June 16, 2023 2:34 pm

Rud says what is left from the corn after ethanol production is good dairy cow feed. If this is true, would it not also be a good human food ingredient?

I don’t know what it is like but perhaps it could be used as an ingredient in breads, cereals, veggie burgers, and possibly many other processed foods. What is done with it in the areas of the world where corn going to biofuel has raised food costs significantly?

SteveZ56
June 16, 2023 3:30 pm

Since this website is mostly about CO2 and global warming/climate change, what is the effect of substituting ethanol for gasoline on CO2 emissions?

Burning one mole (36 g) of ethanol produces 1.235 megajoules (MJ) of energy and emits 2 moles (88 g) of CO2, for an emission/energy ratio of 71.3 g CO2/MJ.

If we assume gasoline to be iso-octane (2,2,4-trimethylpentane), burning one mole (114 g) of iso-octane produces 5.065 MJ of energy and emits 8 moles (352 g) of CO2, for an emission/energy ratio of 69.5 g CO2/MJ.

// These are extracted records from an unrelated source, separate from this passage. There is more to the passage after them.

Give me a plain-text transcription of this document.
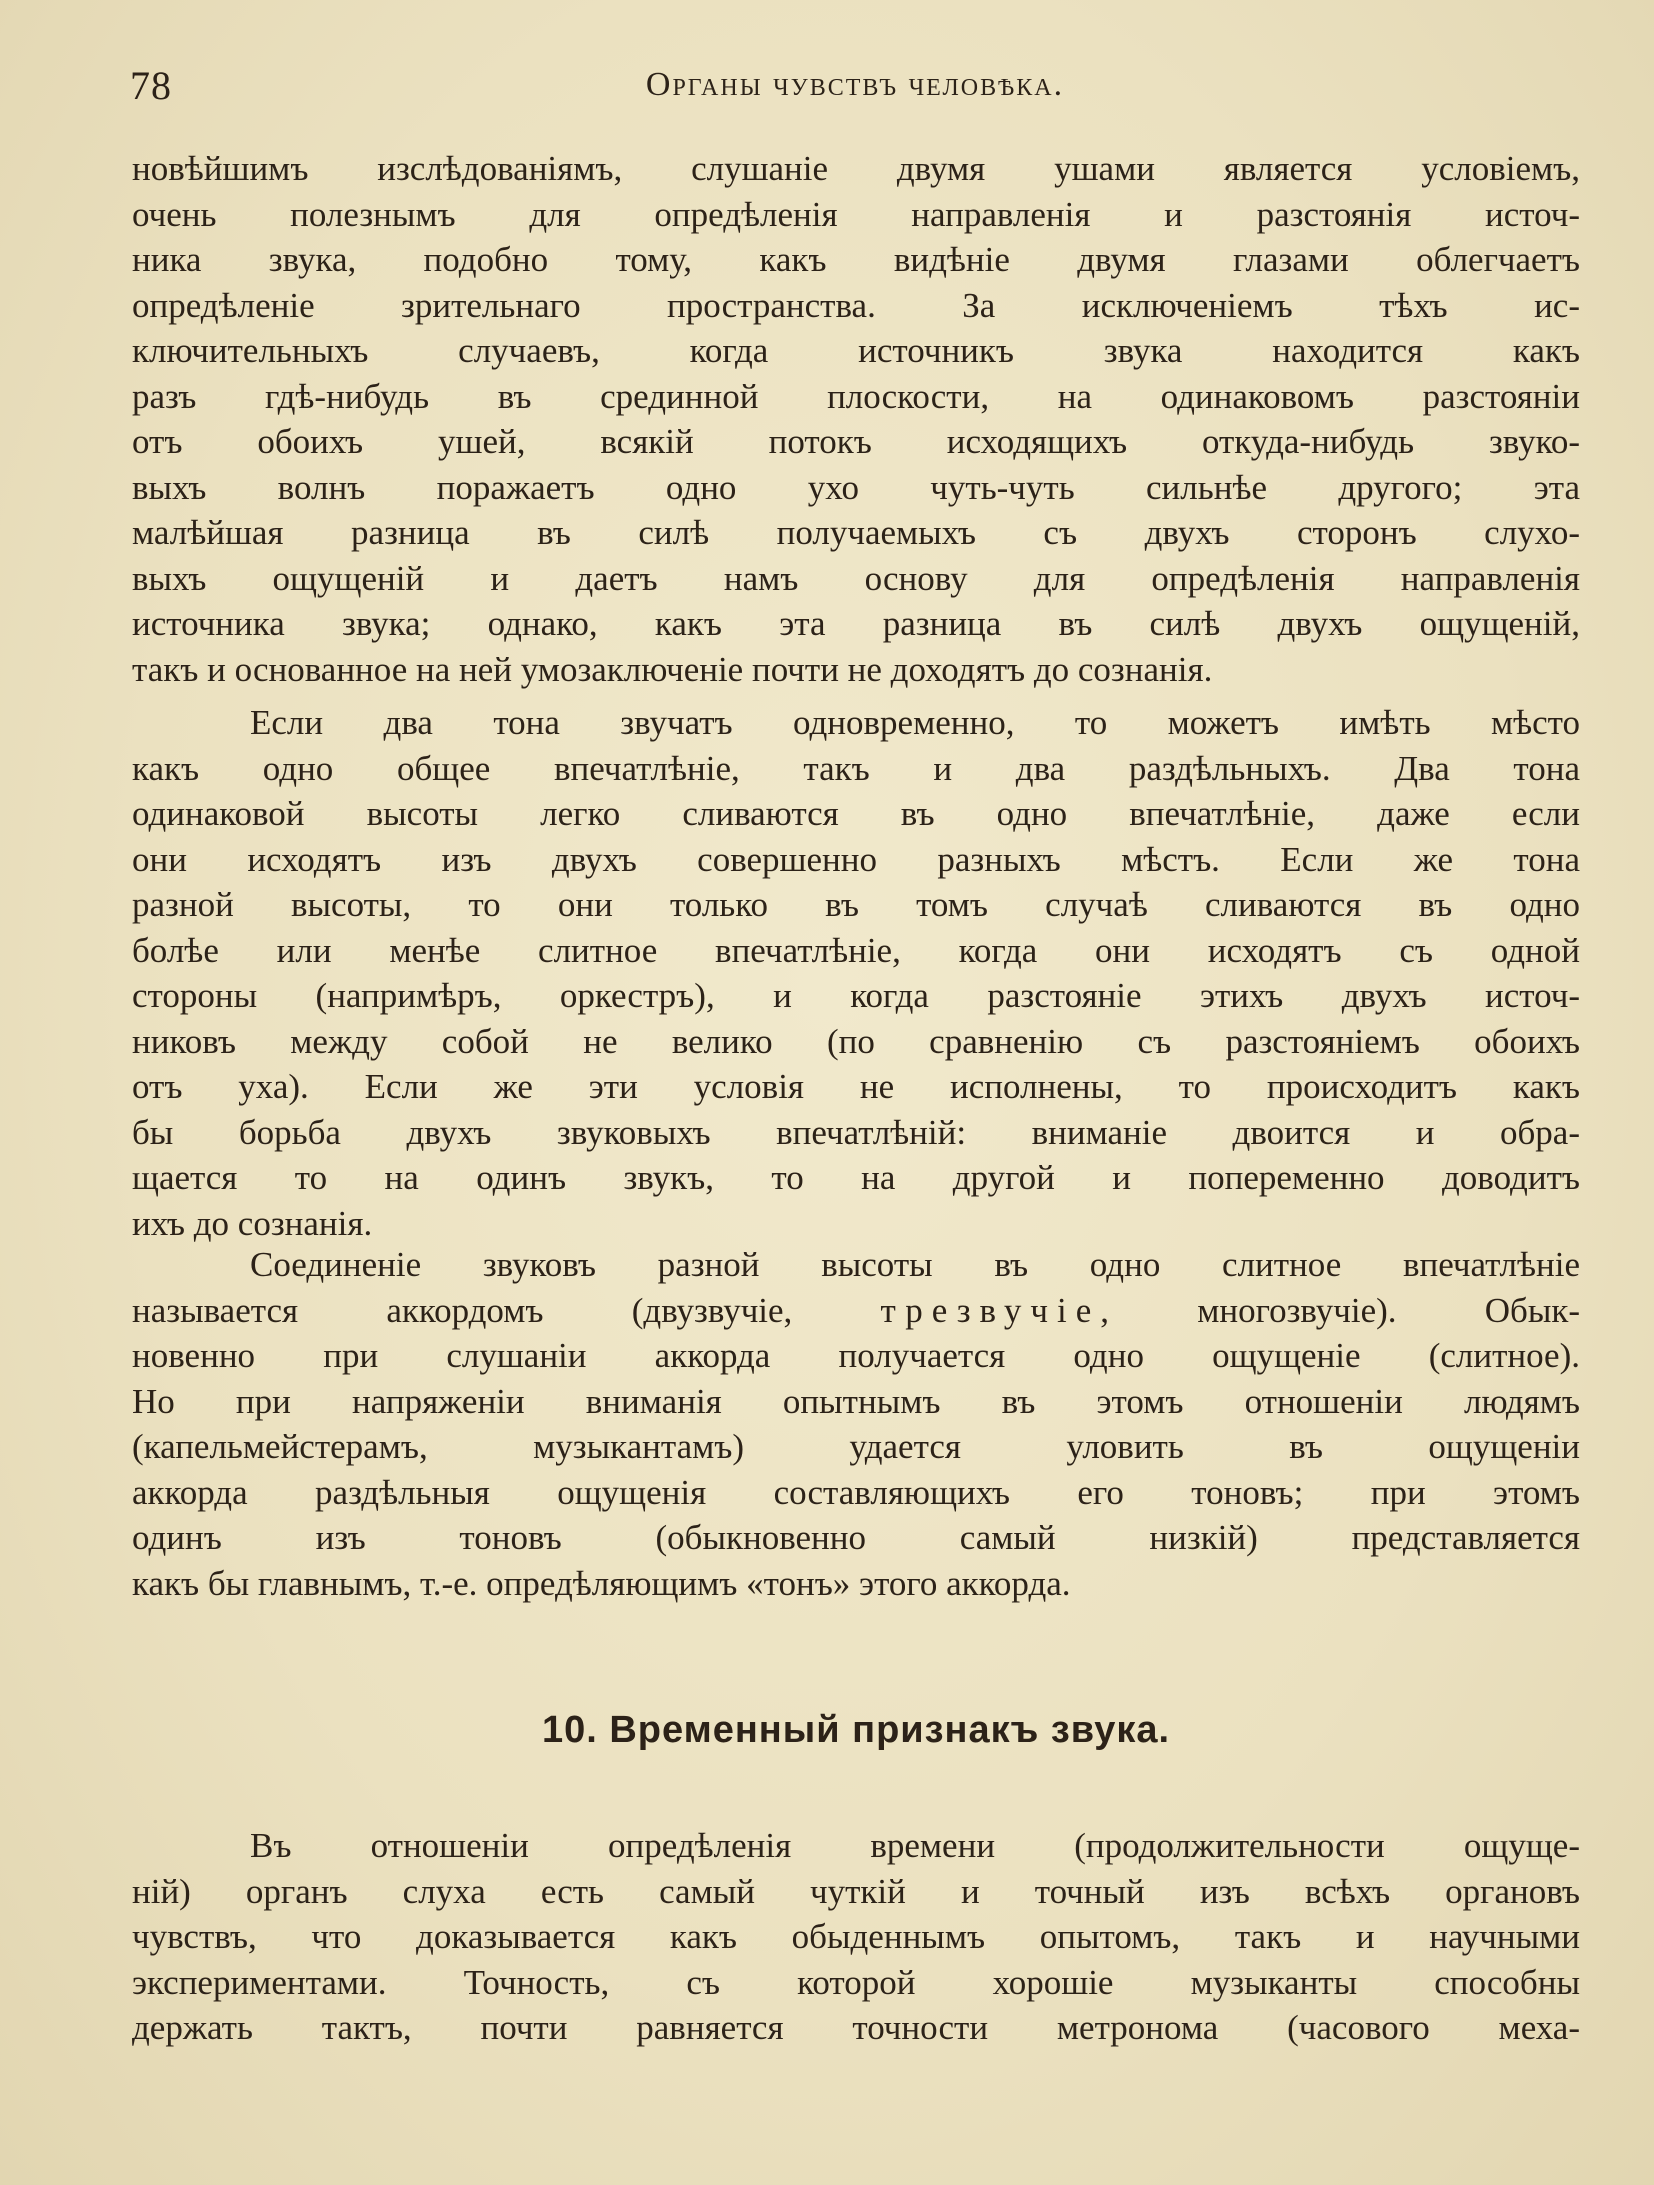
78	Органы чувствъ человѣка.

новѣйшимъ изслѣдованіямъ, слушаніе двумя ушами является условіемъ,

очень полезнымъ для опредѣленія направленія и разстоянія источ-

ника звука, подобно тому, какъ видѣніе двумя глазами облегчаетъ

опредѣленіе зрительнаго пространства. За исключеніемъ тѣхъ ис-

ключительныхъ случаевъ, когда источникъ звука находится какъ

разъ гдѣ-нибудь въ срединной плоскости, на одинаковомъ разстояніи

отъ обоихъ ушей, всякій потокъ исходящихъ откуда-нибудь звуко-

выхъ волнъ поражаетъ одно ухо чуть-чуть сильнѣе другого; эта

малѣйшая разница въ силѣ получаемыхъ съ двухъ сторонъ слухо-

выхъ ощущеній и даетъ намъ основу для опредѣленія направленія

источника звука; однако, какъ эта разница въ силѣ двухъ ощущеній,

такъ и основанное на ней умозаключеніе почти не доходятъ до сознанія.

Если два тона звучатъ одновременно, то можетъ имѣть мѣсто

какъ одно общее впечатлѣніе, такъ и два раздѣльныхъ. Два тона

одинаковой высоты легко сливаются въ одно впечатлѣніе, даже если

они исходятъ изъ двухъ совершенно разныхъ мѣстъ. Если же тона

разной высоты, то они только въ томъ случаѣ сливаются въ одно

болѣе или менѣе слитное впечатлѣніе, когда они исходятъ съ одной

стороны (напримѣръ, оркестръ), и когда разстояніе этихъ двухъ источ-

никовъ между собой не велико (по сравненію съ разстояніемъ обоихъ

отъ уха). Если же эти условія не исполнены, то происходитъ какъ

бы борьба двухъ звуковыхъ впечатлѣній: вниманіе двоится и обра-

щается то на одинъ звукъ, то на другой и попеременно доводитъ

ихъ до сознанія.

Соединеніе звуковъ разной высоты въ одно слитное впечатлѣніе

называется аккордомъ (двузвучіе, трезвучіе, многозвучіе). Обык-

новенно при слушаніи аккорда получается одно ощущеніе (слитное).

Но при напряженіи вниманія опытнымъ въ этомъ отношеніи людямъ

(капельмейстерамъ, музыкантамъ) удается уловить въ ощущеніи

аккорда раздѣльныя ощущенія составляющихъ его тоновъ; при этомъ

одинъ изъ тоновъ (обыкновенно самый низкій) представляется

какъ бы главнымъ, т.-е. опредѣляющимъ «тонъ» этого аккорда.

10. Временный признакъ звука.

Въ отношеніи опредѣленія времени (продолжительности ощуще-

ній) органъ слуха есть самый чуткій и точный изъ всѣхъ органовъ

чувствъ, что доказывается какъ обыденнымъ опытомъ, такъ и научными

экспериментами. Точность, съ которой хорошіе музыканты способны

держать тактъ, почти равняется точности метронома (часового меха-
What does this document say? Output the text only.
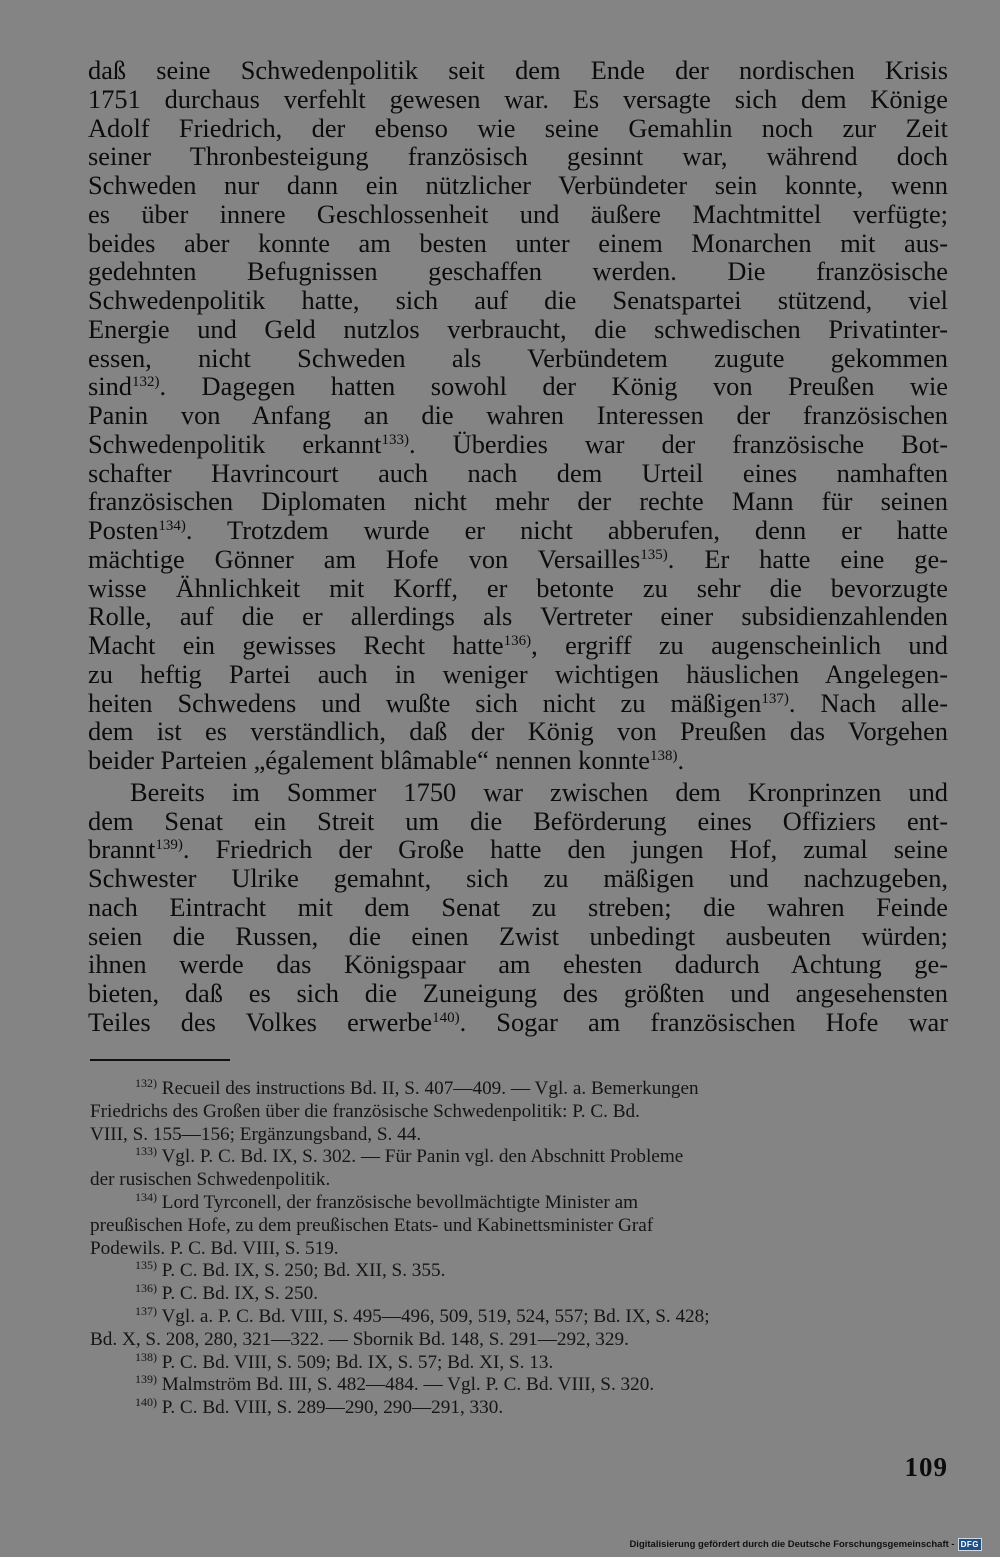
daß seine Schwedenpolitik seit dem Ende der nordischen Krisis
1751 durchaus verfehlt gewesen war. Es versagte sich dem Könige
Adolf Friedrich, der ebenso wie seine Gemahlin noch zur Zeit
seiner Thronbesteigung französisch gesinnt war, während doch
Schweden nur dann ein nützlicher Verbündeter sein konnte, wenn
es über innere Geschlossenheit und äußere Machtmittel verfügte;
beides aber konnte am besten unter einem Monarchen mit aus-
gedehnten Befugnissen geschaffen werden. Die französische
Schwedenpolitik hatte, sich auf die Senatspartei stützend, viel
Energie und Geld nutzlos verbraucht, die schwedischen Privatinter-
essen, nicht Schweden als Verbündetem zugute gekommen
sind$^{132)}$. Dagegen hatten sowohl der König von Preußen wie
Panin von Anfang an die wahren Interessen der französischen
Schwedenpolitik erkannt$^{133)}$. Überdies war der französische Bot-
schafter Havrincourt auch nach dem Urteil eines namhaften
französischen Diplomaten nicht mehr der rechte Mann für seinen
Posten$^{134)}$. Trotzdem wurde er nicht abberufen, denn er hatte
mächtige Gönner am Hofe von Versailles$^{135)}$. Er hatte eine ge-
wisse Ähnlichkeit mit Korff, er betonte zu sehr die bevorzugte
Rolle, auf die er allerdings als Vertreter einer subsidienzahlenden
Macht ein gewisses Recht hatte$^{136)}$, ergriff zu augenscheinlich und
zu heftig Partei auch in weniger wichtigen häuslichen Angelegen-
heiten Schwedens und wußte sich nicht zu mäßigen$^{137)}$. Nach alle-
dem ist es verständlich, daß der König von Preußen das Vorgehen
beider Parteien „également blâmable“ nennen konnte$^{138)}$.

Bereits im Sommer 1750 war zwischen dem Kronprinzen und
dem Senat ein Streit um die Beförderung eines Offiziers ent-
brannt$^{139)}$. Friedrich der Große hatte den jungen Hof, zumal seine
Schwester Ulrike gemahnt, sich zu mäßigen und nachzugeben,
nach Eintracht mit dem Senat zu streben; die wahren Feinde
seien die Russen, die einen Zwist unbedingt ausbeuten würden;
ihnen werde das Königspaar am ehesten dadurch Achtung ge-
bieten, daß es sich die Zuneigung des größten und angesehensten
Teiles des Volkes erwerbe$^{140)}$. Sogar am französischen Hofe war

$^{132)}$ Recueil des instructions Bd. II, S. 407—409. — Vgl. a. Bemerkungen
Friedrichs des Großen über die französische Schwedenpolitik: P. C. Bd.
VIII, S. 155—156; Ergänzungsband, S. 44.
$^{133)}$ Vgl. P. C. Bd. IX, S. 302. — Für Panin vgl. den Abschnitt Probleme
der rusischen Schwedenpolitik.
$^{134)}$ Lord Tyrconell, der französische bevollmächtigte Minister am
preußischen Hofe, zu dem preußischen Etats- und Kabinettsminister Graf
Podewils. P. C. Bd. VIII, S. 519.
$^{135)}$ P. C. Bd. IX, S. 250; Bd. XII, S. 355.
$^{136)}$ P. C. Bd. IX, S. 250.
$^{137)}$ Vgl. a. P. C. Bd. VIII, S. 495—496, 509, 519, 524, 557; Bd. IX, S. 428;
Bd. X, S. 208, 280, 321—322. — Sbornik Bd. 148, S. 291—292, 329.
$^{138)}$ P. C. Bd. VIII, S. 509; Bd. IX, S. 57; Bd. XI, S. 13.
$^{139)}$ Malmström Bd. III, S. 482—484. — Vgl. P. C. Bd. VIII, S. 320.
$^{140)}$ P. C. Bd. VIII, S. 289—290, 290—291, 330.
109
Digitalisierung gefördert durch die Deutsche Forschungsgemeinschaft - DFG
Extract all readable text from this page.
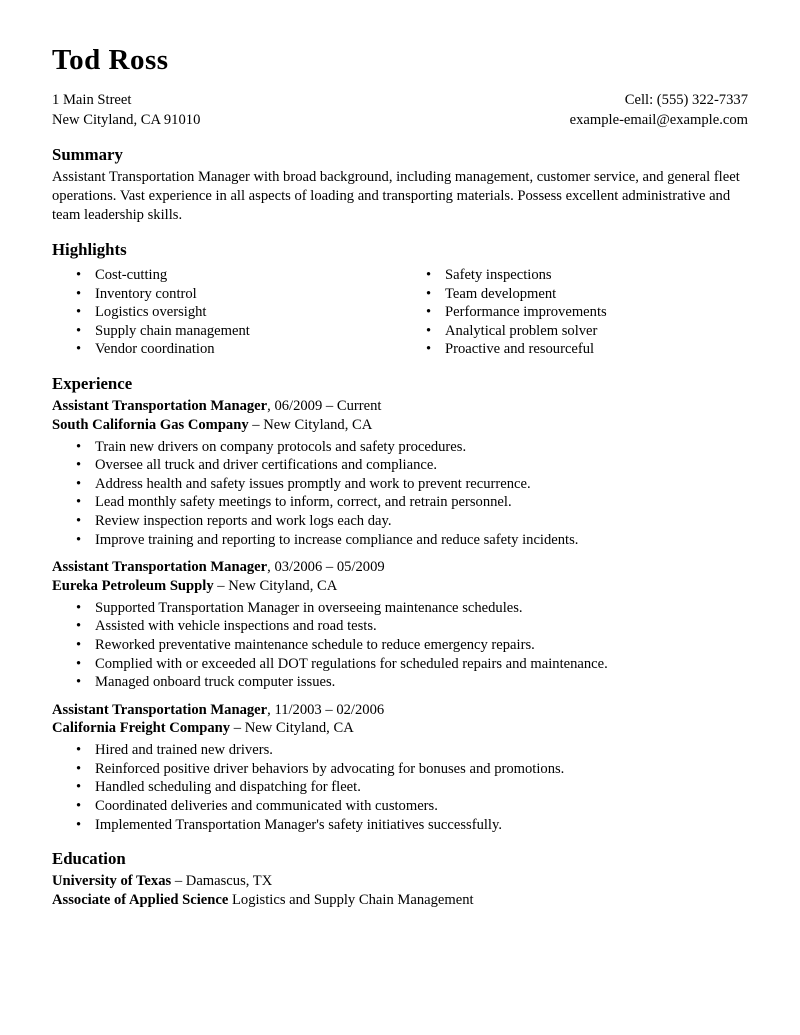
Tod Ross
1 Main Street
New Cityland, CA 91010
Cell: (555) 322-7337
example-email@example.com
Summary

Assistant Transportation Manager with broad background, including management, customer service, and general fleet operations. Vast experience in all aspects of loading and transporting materials. Possess excellent administrative and team leadership skills.

Highlights
• Cost-cutting
• Inventory control
• Logistics oversight
• Supply chain management
• Vendor coordination
• Safety inspections
• Team development
• Performance improvements
• Analytical problem solver
• Proactive and resourceful
Experience
Assistant Transportation Manager, 06/2009 – Current
South California Gas Company – New Cityland, CA
• Train new drivers on company protocols and safety procedures.
• Oversee all truck and driver certifications and compliance.
• Address health and safety issues promptly and work to prevent recurrence.
• Lead monthly safety meetings to inform, correct, and retrain personnel.
• Review inspection reports and work logs each day.
• Improve training and reporting to increase compliance and reduce safety incidents.
Assistant Transportation Manager, 03/2006 – 05/2009
Eureka Petroleum Supply – New Cityland, CA
• Supported Transportation Manager in overseeing maintenance schedules.
• Assisted with vehicle inspections and road tests.
• Reworked preventative maintenance schedule to reduce emergency repairs.
• Complied with or exceeded all DOT regulations for scheduled repairs and maintenance.
• Managed onboard truck computer issues.
Assistant Transportation Manager, 11/2003 – 02/2006
California Freight Company – New Cityland, CA
• Hired and trained new drivers.
• Reinforced positive driver behaviors by advocating for bonuses and promotions.
• Handled scheduling and dispatching for fleet.
• Coordinated deliveries and communicated with customers.
• Implemented Transportation Manager's safety initiatives successfully.
Education
University of Texas – Damascus, TX
Associate of Applied Science Logistics and Supply Chain Management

So, the effect of replacing some gasoline by ethanol on CO2 emissions is…not much.

The main problem with ethanol is that fossil fuels must be used to plant and harvest the corn, as well as convert it to ethanol. If corn was not used to make ethanol, the additional corn could be fed to people, or to livestock to produce more meat.

Quite simply, it comes down to the fact that we can burn both gasoline and ethanol, but we can’t drink gasoline and we can eat corn. It makes no sense to burn fuel in order to turn food into fuel, either from the point of view of reducing CO2 emissions or conservation of limited fossil fuel resources.